High-ranking officials are orchestrating illegal logging of lucrative black wood species in Bokor National Park, park Director Chey Yuthearith said Monday.
Chey Yuthearith said more than 100 cubic meters of the wood had been cut in the park in the past several months due to increasing demand. Officials hire poor locals to log black wood, he said, which they carry out on bicycles.
“Powerful people in the armed forces, Forestry Administration and the Ministry of Environment are involved in the illegal trade,” he said, saying he had hard evidence against a powerful Kampot provincial environmental official.
Tim Redford, director the NGO WildAid’s management program in Bokor National Park, also said the trade is becoming a major problem.
One cubic meter, or several trees worth, of the luxury wood can fetch several hundred dollars if bought in the forest and as much as $6,000 in Vietnam, he said.
“This is making locals switch from traditional occupations such as fishing and bamboo collecting into this illegal but lucrative trade in black wood,” he said.
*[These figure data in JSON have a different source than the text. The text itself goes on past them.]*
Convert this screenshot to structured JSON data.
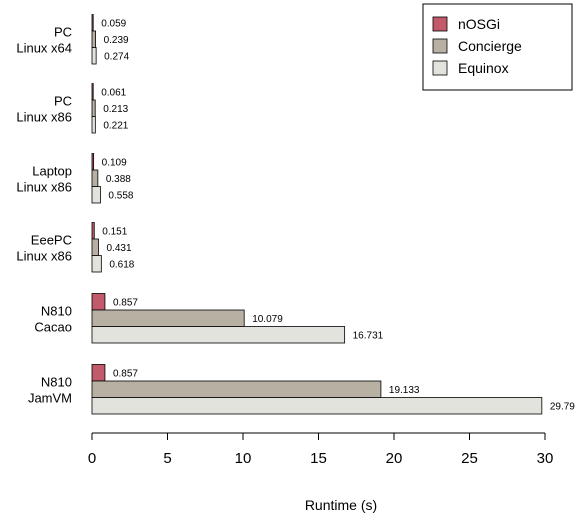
{
  "chart_data": {
    "type": "bar",
    "orientation": "horizontal",
    "categories": [
      [
        "PC",
        "Linux x64"
      ],
      [
        "PC",
        "Linux x86"
      ],
      [
        "Laptop",
        "Linux x86"
      ],
      [
        "EeePC",
        "Linux x86"
      ],
      [
        "N810",
        "Cacao"
      ],
      [
        "N810",
        "JamVM"
      ]
    ],
    "series": [
      {
        "name": "nOSGi",
        "color": "#c35a6c",
        "values": [
          0.059,
          0.061,
          0.109,
          0.151,
          0.857,
          0.857
        ],
        "labels": [
          "0.059",
          "0.061",
          "0.109",
          "0.151",
          "0.857",
          "0.857"
        ]
      },
      {
        "name": "Concierge",
        "color": "#b8b0a2",
        "values": [
          0.239,
          0.213,
          0.388,
          0.431,
          10.079,
          19.133
        ],
        "labels": [
          "0.239",
          "0.213",
          "0.388",
          "0.431",
          "10.079",
          "19.133"
        ]
      },
      {
        "name": "Equinox",
        "color": "#e3e3de",
        "values": [
          0.274,
          0.221,
          0.558,
          0.618,
          16.731,
          29.79
        ],
        "labels": [
          "0.274",
          "0.221",
          "0.558",
          "0.618",
          "16.731",
          "29.79"
        ]
      }
    ],
    "xlabel": "Runtime (s)",
    "ylabel": "",
    "xlim": [
      0,
      30
    ],
    "xticks": [
      0,
      5,
      10,
      15,
      20,
      25,
      30
    ],
    "grid": false,
    "legend_position": "top-right"
  }
}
Kampot provincial authorities are investigating the suspected involvement of several officials in illegal logging, provincial Governor Puth Chandarith said Tuesday. He also demanded an investigation at a meeting of provincial authorities Monday.
Officials in the Ministry of Environment and Forestry Administration denied knowledge of the allegations this week.
Chey Yuthearith and Tim Redford said that a crackdown is essential to protect the park.
They lamented the release by Kampot Provincial Court last week of four villagers arrested in June for logging in Bokor park.
Court and provincial officials said they were freed because they are poor workers, not the ones organizing the logging.
But Chey Yuthearith and Redford said all loggers must be punished.
“I feel only strong action by the park and court will protect Bokor and deter more local people from switching from an honest living to an illegal one,” Redford said.